Lily’s face turned contemplative. “Mom? All these things you went through, is it why you haven’t really dated anyone?”

“I’ve dated, honey.”

“Not really. Not anyone you’ve brought around me.” Lily bit her bottom lip. “I just want you to be happy, so if that Dayton guy makes you feel that way ... well, you should see what happens and don’t worry about me.”

“I’ll always worry about you because that’s what parents do.”

“Not all parents,” Lily said, and Rae knew she was alluding to the grandmother she’d never met.

Before Rae could respond, she heard the doorbell chime. She wasn’t expecting anyone, and she pushed down the sudden anxiety bubbling up.

Lily checked the doorbell camera app on her phone since Rae had left her own phone inside the house. “Huh. That’s funny.” She showed Rae her screen, and there was Dayton on their front porch.

“You finish up dinner while I see what he needs.”

Lily smirked. “Okey dokey.”

When Rae opened the front door, Dayton looked like a glass vase perched on the edge of a table, waiting for the slightest brush to knock him over.

“I’m sorry to come over here like this,” he said. “I tried calling you.”

“I was out back with Lily having dinner. Come inside.” She shut the door, noting the thick folder in his hands. “What’s going on?”

“I need your help with something. If you’re willing.”

“Of course.”

Dayton looked past her toward the back of the house, and his expression shifted from urgent to friendly. “Hi, Lily. Sorry to interrupt your meal.”
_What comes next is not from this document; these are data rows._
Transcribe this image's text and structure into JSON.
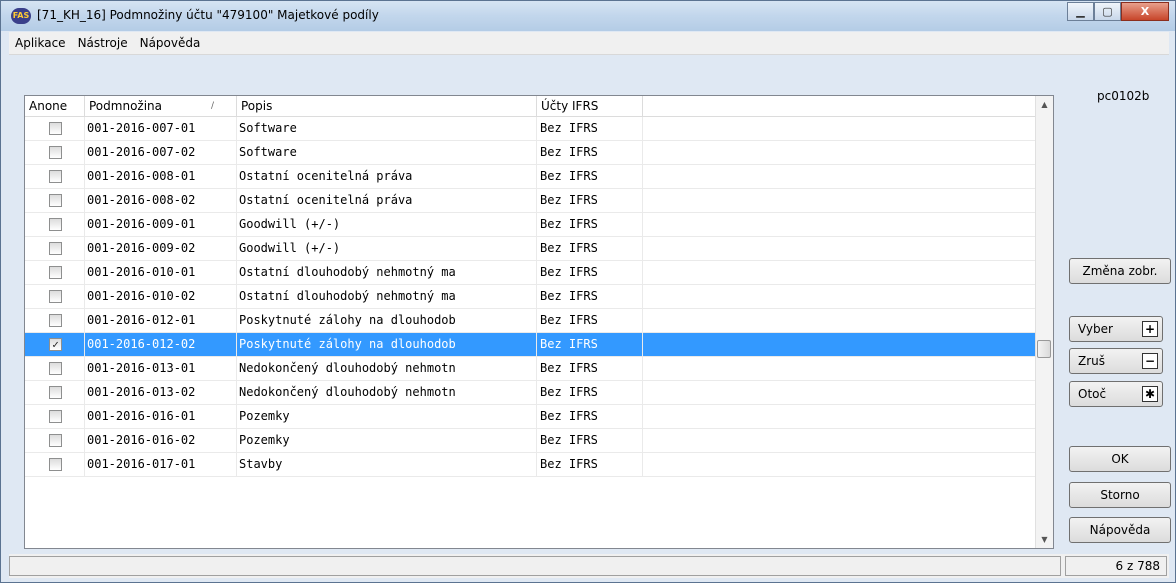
{
  "window": {
    "title": "[71_KH_16] Podmnožiny účtu \"479100\" Majetkové podíly",
    "app_icon_text": "FAS",
    "minimize": "▁",
    "maximize": "▢",
    "close": "X"
  },
  "menu": [
    "Aplikace",
    "Nástroje",
    "Nápověda"
  ],
  "grid": {
    "columns": [
      "Anone",
      "Podmnožina",
      "Popis",
      "Účty IFRS"
    ],
    "sort_indicator": "∕",
    "rows": [
      {
        "checked": false,
        "podmnozina": "001-2016-007-01",
        "popis": "Software",
        "ucty": "Bez IFRS"
      },
      {
        "checked": false,
        "podmnozina": "001-2016-007-02",
        "popis": "Software",
        "ucty": "Bez IFRS"
      },
      {
        "checked": false,
        "podmnozina": "001-2016-008-01",
        "popis": "Ostatní ocenitelná práva",
        "ucty": "Bez IFRS"
      },
      {
        "checked": false,
        "podmnozina": "001-2016-008-02",
        "popis": "Ostatní ocenitelná práva",
        "ucty": "Bez IFRS"
      },
      {
        "checked": false,
        "podmnozina": "001-2016-009-01",
        "popis": "Goodwill (+/-)",
        "ucty": "Bez IFRS"
      },
      {
        "checked": false,
        "podmnozina": "001-2016-009-02",
        "popis": "Goodwill (+/-)",
        "ucty": "Bez IFRS"
      },
      {
        "checked": false,
        "podmnozina": "001-2016-010-01",
        "popis": "Ostatní dlouhodobý nehmotný ma",
        "ucty": "Bez IFRS"
      },
      {
        "checked": false,
        "podmnozina": "001-2016-010-02",
        "popis": "Ostatní dlouhodobý nehmotný ma",
        "ucty": "Bez IFRS"
      },
      {
        "checked": false,
        "podmnozina": "001-2016-012-01",
        "popis": "Poskytnuté zálohy na dlouhodob",
        "ucty": "Bez IFRS"
      },
      {
        "checked": true,
        "selected": true,
        "podmnozina": "001-2016-012-02",
        "popis": "Poskytnuté zálohy na dlouhodob",
        "ucty": "Bez IFRS"
      },
      {
        "checked": false,
        "podmnozina": "001-2016-013-01",
        "popis": "Nedokončený dlouhodobý nehmotn",
        "ucty": "Bez IFRS"
      },
      {
        "checked": false,
        "podmnozina": "001-2016-013-02",
        "popis": "Nedokončený dlouhodobý nehmotn",
        "ucty": "Bez IFRS"
      },
      {
        "checked": false,
        "podmnozina": "001-2016-016-01",
        "popis": "Pozemky",
        "ucty": "Bez IFRS"
      },
      {
        "checked": false,
        "podmnozina": "001-2016-016-02",
        "popis": "Pozemky",
        "ucty": "Bez IFRS"
      },
      {
        "checked": false,
        "podmnozina": "001-2016-017-01",
        "popis": "Stavby",
        "ucty": "Bez IFRS"
      }
    ]
  },
  "side": {
    "form_id": "pc0102b",
    "zmena": "Změna zobr.",
    "vyber": "Vyber",
    "vyber_sym": "+",
    "zrus": "Zruš",
    "zrus_sym": "−",
    "otoc": "Otoč",
    "otoc_sym": "✱",
    "ok": "OK",
    "storno": "Storno",
    "napoveda": "Nápověda"
  },
  "status": {
    "left": "",
    "count": "6 z 788"
  },
  "colors": {
    "selection": "#3399ff",
    "titlebar": "#c2d6ec"
  }
}
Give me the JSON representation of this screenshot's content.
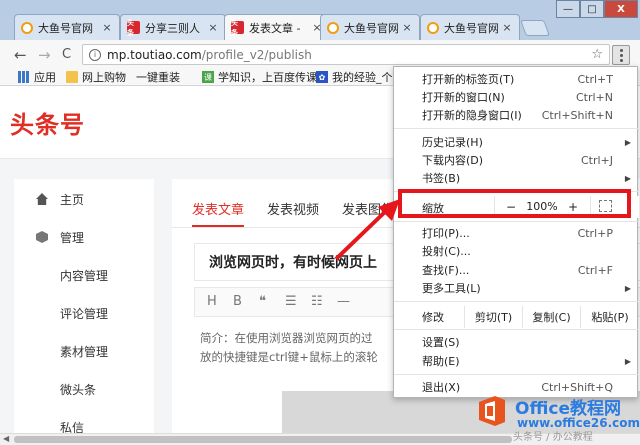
{
  "browser": {
    "tabs": [
      {
        "title": "大鱼号官网",
        "icon": "dayu-fish-icon"
      },
      {
        "title": "分享三则人",
        "icon": "toutiao-icon"
      },
      {
        "title": "发表文章 - ",
        "icon": "toutiao-icon",
        "active": true
      },
      {
        "title": "大鱼号官网",
        "icon": "dayu-fish-icon"
      },
      {
        "title": "大鱼号官网",
        "icon": "dayu-fish-icon"
      }
    ],
    "favicon_toutiao_text": "头条",
    "close_glyph": "×",
    "url_host": "mp.toutiao.com",
    "url_path": "/profile_v2/publish",
    "back_glyph": "←",
    "forward_glyph": "→",
    "reload_glyph": "C",
    "info_glyph": "i",
    "star_glyph": "☆",
    "win_min": "—",
    "win_max": "□",
    "win_close": "X"
  },
  "bookmarks": [
    {
      "label": "应用",
      "icon": "apps-icon"
    },
    {
      "label": "网上购物",
      "icon": "folder-icon"
    },
    {
      "label": "一键重装",
      "icon": "page-icon"
    },
    {
      "label": "学知识，上百度传课",
      "icon": "green-logo-icon",
      "glyph": "课"
    },
    {
      "label": "我的经验_个人",
      "icon": "baidu-paw-icon",
      "glyph": "✿"
    }
  ],
  "page": {
    "logo": "头条号",
    "sidebar": [
      {
        "label": "主页",
        "icon": "home-icon"
      },
      {
        "label": "管理",
        "icon": "cube-icon"
      },
      {
        "label": "内容管理"
      },
      {
        "label": "评论管理"
      },
      {
        "label": "素材管理"
      },
      {
        "label": "微头条"
      },
      {
        "label": "私信"
      }
    ],
    "content_tabs": [
      "发表文章",
      "发表视频",
      "发表图集"
    ],
    "title_text": "浏览网页时，有时候网页上",
    "editor_tools": [
      "H",
      "B",
      "❝",
      "☰",
      "☷",
      "—"
    ],
    "body_line1": "简介：在使用浏览器浏览网页的过",
    "body_line2": "放的快捷键是ctrl键+鼠标上的滚轮"
  },
  "menu": {
    "items_top": [
      {
        "label": "打开新的标签页(T)",
        "shortcut": "Ctrl+T"
      },
      {
        "label": "打开新的窗口(N)",
        "shortcut": "Ctrl+N"
      },
      {
        "label": "打开新的隐身窗口(I)",
        "shortcut": "Ctrl+Shift+N"
      }
    ],
    "items_history": [
      {
        "label": "历史记录(H)",
        "submenu": true
      },
      {
        "label": "下载内容(D)",
        "shortcut": "Ctrl+J"
      },
      {
        "label": "书签(B)",
        "submenu": true
      }
    ],
    "zoom": {
      "label": "缩放",
      "minus": "−",
      "value": "100%",
      "plus": "+"
    },
    "items_tools": [
      {
        "label": "打印(P)...",
        "shortcut": "Ctrl+P"
      },
      {
        "label": "投射(C)..."
      },
      {
        "label": "查找(F)...",
        "shortcut": "Ctrl+F"
      },
      {
        "label": "更多工具(L)",
        "submenu": true
      }
    ],
    "edit": {
      "label": "修改",
      "cut": "剪切(T)",
      "copy": "复制(C)",
      "paste": "粘贴(P)"
    },
    "items_settings": [
      {
        "label": "设置(S)"
      },
      {
        "label": "帮助(E)",
        "submenu": true
      }
    ],
    "exit": {
      "label": "退出(X)",
      "shortcut": "Ctrl+Shift+Q"
    },
    "submenu_glyph": "▶"
  },
  "watermark": {
    "line1": "Office教程网",
    "line2": "www.office26.com",
    "line3": "头条号 / 办公教程"
  },
  "colors": {
    "accent": "#e02e24",
    "highlight": "#e5171d",
    "watermark": "#2c7be0"
  }
}
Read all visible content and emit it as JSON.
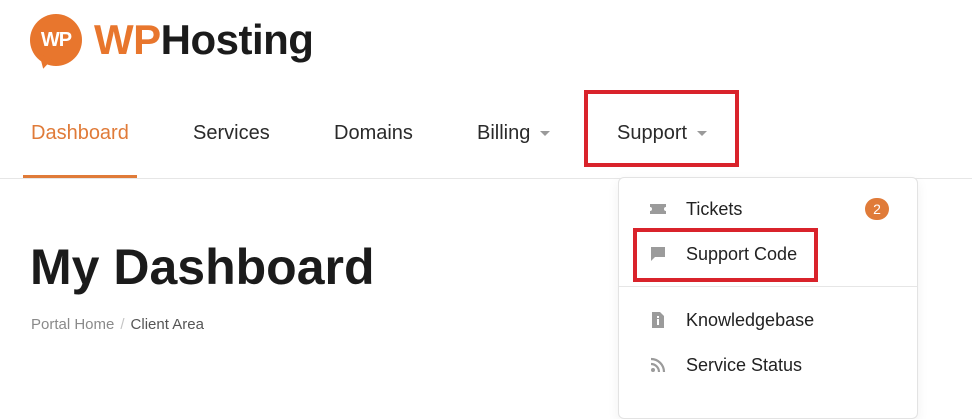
{
  "brand": {
    "mark_text": "WP",
    "name_accent": "WP",
    "name_rest": "Hosting"
  },
  "nav": {
    "dashboard": "Dashboard",
    "services": "Services",
    "domains": "Domains",
    "billing": "Billing",
    "support": "Support"
  },
  "page": {
    "title": "My Dashboard",
    "breadcrumb": {
      "home": "Portal Home",
      "separator": "/",
      "current": "Client Area"
    }
  },
  "support_menu": {
    "tickets": {
      "label": "Tickets",
      "badge": "2"
    },
    "support_code": {
      "label": "Support Code"
    },
    "knowledgebase": {
      "label": "Knowledgebase"
    },
    "service_status": {
      "label": "Service Status"
    }
  },
  "colors": {
    "accent": "#e07b39",
    "highlight": "#d9232b",
    "icon": "#9b9b9b"
  }
}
“It’s okay. We’re done anyway.” Lily held the trash from the takeout as she slowly walked into the kitchen, her eyes on them. “Never mind me. Just throwing this away.”

“Uh, we need to go over some things in my office, honey,” Rae said.

After she and Dayton settled in her office, he plopped the folder on her desk. “Thomas Highsmith’s bank records. The real ones.”

“What do you mean, ‘the real ones’?”

“So, that meeting Thomas had at the Skirvin Hotel bar before the Coulters’ party was with Bobby Coulter. A witness confirmed it, but I just learned there was another man at the meeting with Thomas. Unfortunately, the bartender didn’t have a good description of him, but he didn’t recognize Pearson when I showed him a photo, and the hotel doesn’t have any video footage.”

“That’s good, though. It ties Bobby to Thomas.”

“Yes, but get this.” Dayton ran his hand through his hair. “Benson, the guy who might’ve attacked you, was in charge of obtaining Thomas’s bank statements, which is what led us to you to begin with. Once I combed through the statements myself, the numbers weren’t adding up. Benson doctored them and did a shit job at it too. It took a minute, but the bank sent new copies directly to me as I was finishing up ice cream with Carli and her friend.”

Rae leaned forward in her office chair. “Okay, so what do you need me to help with?”

“This is a lot to go through.” He opened the folder that was about two inches thick. “I don’t trust most people at my work right now. I need help going through every statement and highlighting anything that seems off or unusual. Any large amounts of funds deposited or withdrawn, any odd-sounding names.”

Rae looked at the time; it was nearing eight. “All right. Let’s do this.”